The VA has removed state Rep. James Smith’s firm, the Congaree Group, from its list of approved veteran-owned businesses.
Smith, a Columbia lawyer, is running against Republican Gov. Henry McMaster in the Nov. 6 general election.
The VA said it made an unannounced visit to the Congaree Group on May 17. It was not clear Monday why that visit was triggered.
Smith’s company has received lucrative government contracts since 2010, mostly from the VA, to provide valet services for veterans who are treated at Veterans Administration hospitals. Smith’s status as a service-disabled veteran allowed him access to the federal contracts, reserved specifically for veteran-owned small businesses.
Smith started the business after his year-long combat deployment to Afghanistan in 2007 as an infantry officer, where he was Injured by an improvised explosive device while on deployment.
The Columbia attorney has made his combat service a focal point of his campaign.
The VA requested business documents from the Congaree Group to review, which it said the firm failed to provide. Subsequently, the business was removed from the VA’s vendor information database on July 11 because it “could not determine compliance” with its veteran-owned contracting business program.
Smith said Monday he did not have time to produce the documents requested by VA inspectors while running for governor. He said he has plans to wind down the business, closing it, if he is elected governor.

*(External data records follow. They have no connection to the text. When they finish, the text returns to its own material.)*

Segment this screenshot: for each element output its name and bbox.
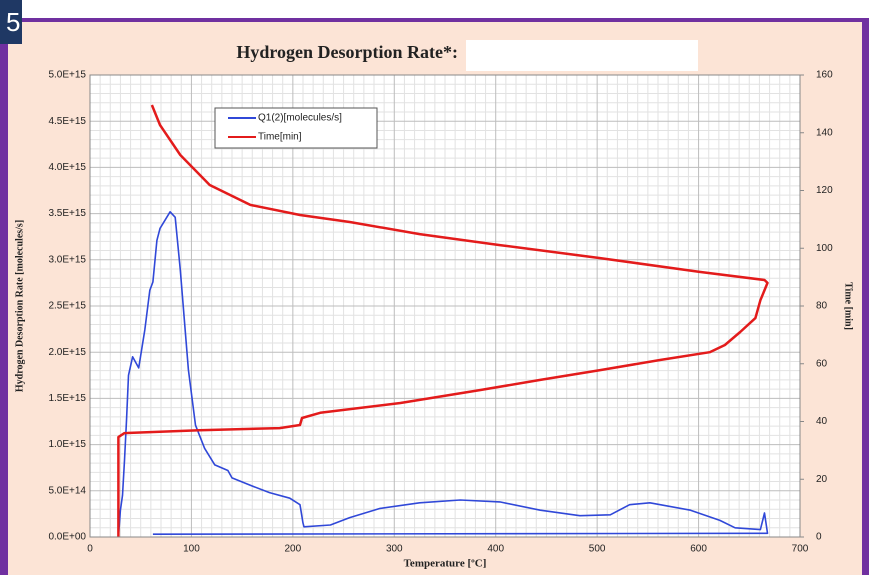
x-tick-label: 400 [487, 544, 504, 555]
y2-tick-label: 40 [816, 416, 828, 427]
x-axis-label: Temperature [ºC] [404, 558, 487, 570]
y-tick-label: 0.0E+00 [48, 532, 86, 543]
y2-tick-label: 140 [816, 127, 833, 138]
x-tick-label: 200 [285, 544, 302, 555]
chart-title: Hydrogen Desorption Rate*: [236, 42, 458, 62]
y-tick-label: 4.5E+15 [48, 116, 86, 127]
series-line [117, 211, 769, 538]
x-tick-label: 600 [690, 544, 707, 555]
title-input-box [466, 40, 698, 71]
y2-axis-label: Time [min] [843, 282, 854, 330]
y-tick-label: 1.5E+15 [48, 393, 86, 404]
y-tick-label: 4.0E+15 [48, 162, 86, 173]
y-tick-label: 1.0E+15 [48, 439, 86, 450]
y-tick-label: 5.0E+15 [48, 70, 86, 81]
frame-right [862, 18, 869, 575]
marks [117, 104, 769, 538]
y2-tick-label: 120 [816, 185, 833, 196]
series-line [117, 104, 769, 537]
y-tick-label: 3.0E+15 [48, 254, 86, 265]
frame-top [0, 18, 869, 22]
x-tick-label: 100 [183, 544, 200, 555]
y2-tick-label: 20 [816, 474, 828, 485]
frame-left [0, 18, 8, 575]
y2-tick-label: 0 [816, 532, 822, 543]
y2-tick-label: 60 [816, 358, 828, 369]
y2-tick-label: 100 [816, 243, 833, 254]
y-tick-label: 3.5E+15 [48, 208, 86, 219]
x-tick-label: 500 [589, 544, 606, 555]
legend-label: Q1(2)[molecules/s] [258, 113, 342, 124]
slide-number-box [0, 0, 22, 44]
y-tick-label: 5.0E+14 [48, 485, 86, 496]
legend-label: Time[min] [258, 132, 302, 143]
y2-tick-label: 80 [816, 301, 828, 312]
y-tick-label: 2.5E+15 [48, 301, 86, 312]
x-tick-label: 700 [792, 544, 809, 555]
x-tick-label: 0 [87, 544, 93, 555]
slide-number: 5 [6, 7, 20, 37]
legend-box [214, 107, 378, 149]
y2-tick-label: 160 [816, 70, 833, 81]
x-tick-label: 300 [386, 544, 403, 555]
y-tick-label: 2.0E+15 [48, 347, 86, 358]
legend: Q1(2)[molecules/s] Time[min] [214, 107, 378, 149]
y-axis-label: Hydrogen Desorption Rate [molecules/s] [14, 220, 25, 392]
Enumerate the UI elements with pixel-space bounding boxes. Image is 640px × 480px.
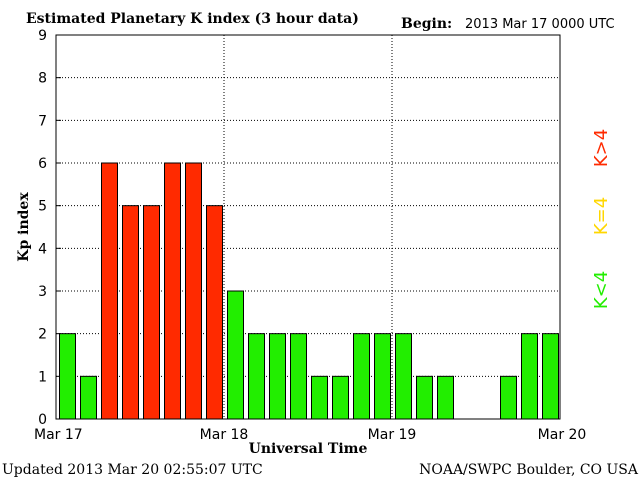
kp-bar [143,205,160,420]
kp-bar [542,333,559,420]
grid [56,34,560,420]
kp-bar [269,333,286,420]
bars [59,162,559,420]
y-tick-label: 4 [38,241,47,257]
y-axis-label: Kp index [16,192,32,262]
y-tick-label: 0 [38,412,47,428]
kp-bar [206,205,223,420]
x-tick-label: Mar 20 [538,427,587,443]
source-credit: NOAA/SWPC Boulder, CO USA [419,462,639,478]
y-tick-label: 1 [38,369,47,385]
y-tick-label: 9 [38,28,47,44]
kp-bar [59,333,76,420]
x-axis-ticks: Mar 17 Mar 18 Mar 19 Mar 20 [34,427,586,443]
y-tick-label: 8 [38,71,47,87]
y-tick-label: 3 [38,284,47,300]
begin-label: Begin: [401,16,452,32]
chart-title: Estimated Planetary K index (3 hour data… [26,11,359,27]
x-axis-label: Universal Time [249,441,368,457]
plot-area [55,34,561,420]
kp-bar [332,375,349,420]
kp-bar [395,333,412,420]
kp-bar [311,375,328,420]
y-tick-label: 6 [38,156,47,172]
kp-bar [248,333,265,420]
kp-bar [185,162,202,420]
kp-bar [500,375,517,420]
kp-bar [164,162,181,420]
x-tick-label: Mar 19 [368,427,417,443]
y-tick-label: 2 [38,327,47,343]
legend-k-greater-4: K>4 [591,129,612,167]
y-tick-label: 5 [38,199,47,215]
kp-bar [227,290,244,420]
kp-bar [290,333,307,420]
y-axis-ticks: 0 1 2 3 4 5 6 7 8 9 [38,28,47,428]
updated-timestamp: Updated 2013 Mar 20 02:55:07 UTC [2,462,263,478]
kp-bar [80,375,97,420]
legend-k-less-4: K<4 [591,271,612,309]
kp-bar [437,375,454,420]
kp-bar [101,162,118,420]
x-tick-label: Mar 18 [200,427,249,443]
kp-bar [353,333,370,420]
x-tick-label: Mar 17 [34,427,83,443]
y-tick-label: 7 [38,113,47,129]
kp-bar [374,333,391,420]
kp-bar [521,333,538,420]
begin-value: 2013 Mar 17 0000 UTC [465,17,615,32]
legend-k-equal-4: K=4 [591,197,612,235]
kp-bar [122,205,139,420]
kp-bar [416,375,433,420]
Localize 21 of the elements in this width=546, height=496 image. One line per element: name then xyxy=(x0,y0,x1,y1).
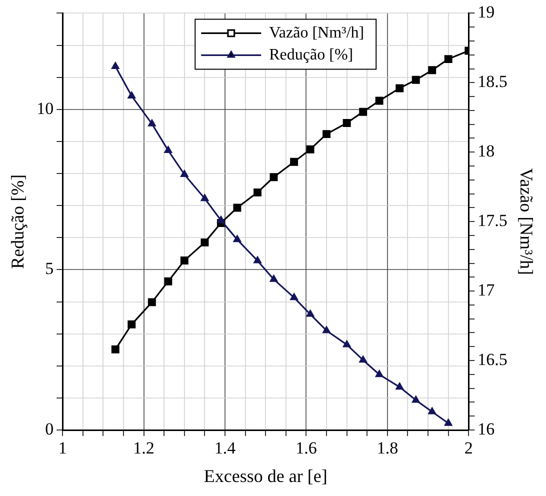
x-tick-label: 2 xyxy=(464,438,473,458)
y-tick-label: 0 xyxy=(45,419,54,438)
y2-tick-label: 17 xyxy=(478,280,496,300)
y2-tick-label: 17.5 xyxy=(478,211,508,230)
y2-tick-label: 18 xyxy=(478,142,495,161)
x-tick-label: 1.8 xyxy=(376,438,398,458)
x-tick-label: 1.2 xyxy=(133,438,154,458)
legend-label: Vazão [Nm³/h] xyxy=(269,24,364,42)
y-axis-title: Redução [%] xyxy=(8,174,28,269)
y2-tick-label: 16 xyxy=(478,419,495,438)
y2-tick-label: 18.5 xyxy=(478,72,508,92)
y2-tick-label: 19 xyxy=(478,2,495,22)
y-tick-label: 10 xyxy=(36,98,54,118)
legend-label: Redução [%] xyxy=(269,46,354,64)
x-tick-label: 1.4 xyxy=(214,438,236,458)
y2-tick-label: 16.5 xyxy=(478,350,508,369)
x-tick-label: 1 xyxy=(58,438,67,458)
y2-axis-title: Vazão [Nm³/h] xyxy=(516,168,536,276)
x-axis-title: Excesso de ar [e] xyxy=(204,466,328,486)
y-tick-label: 5 xyxy=(45,259,54,278)
x-tick-label: 1.6 xyxy=(296,438,317,458)
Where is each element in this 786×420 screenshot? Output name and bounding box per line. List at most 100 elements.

“I simply let it go and was not going to pursue the certification,” Smith said.
The Congaree Group has four current agreements with the VA to provide valet services that Smith said will be unaffected by the ban.
“I can’t pursue any new contracts and don’t have any intention of doing that anyway,” Smith said.
The Daily Caller first reported the Congaree Group being banned by the VA.
Smith’s company briefly lost its special status previously with the VA because it missed a deadline to provide the federal agency with several documents during a review, Smith has said. The company’s status was restored after Smith appealed and provided the documents, and the VA has affirmed its special status twice since then.
In 2013, a complaint alleged Smith used his status as a disabled veteran to obtain contracts and then passed the actual work off to non-veteran-owned companies. Smith vehemently denied that allegation.
In 2014, the VA denied a protest filed by a veteran-owned Pennsylvania-based valet company that argued Smith improperly used his disability status to win a contract.
The Congaree Group provides a valet service for veterans who go to Veterans Administration hospitals. The valets greet the veterans, park their cars for them and help them with other services once inside the hospital.
“A normal business desiring to leave the program, or to get out of the federal contracting business, that’s one thing, but the timing of it being on the heels of the VA asking to review the company raises questions,” said Scott Amey, general counsel for the Project On Government Oversight, a nonpartisan independent watchdog.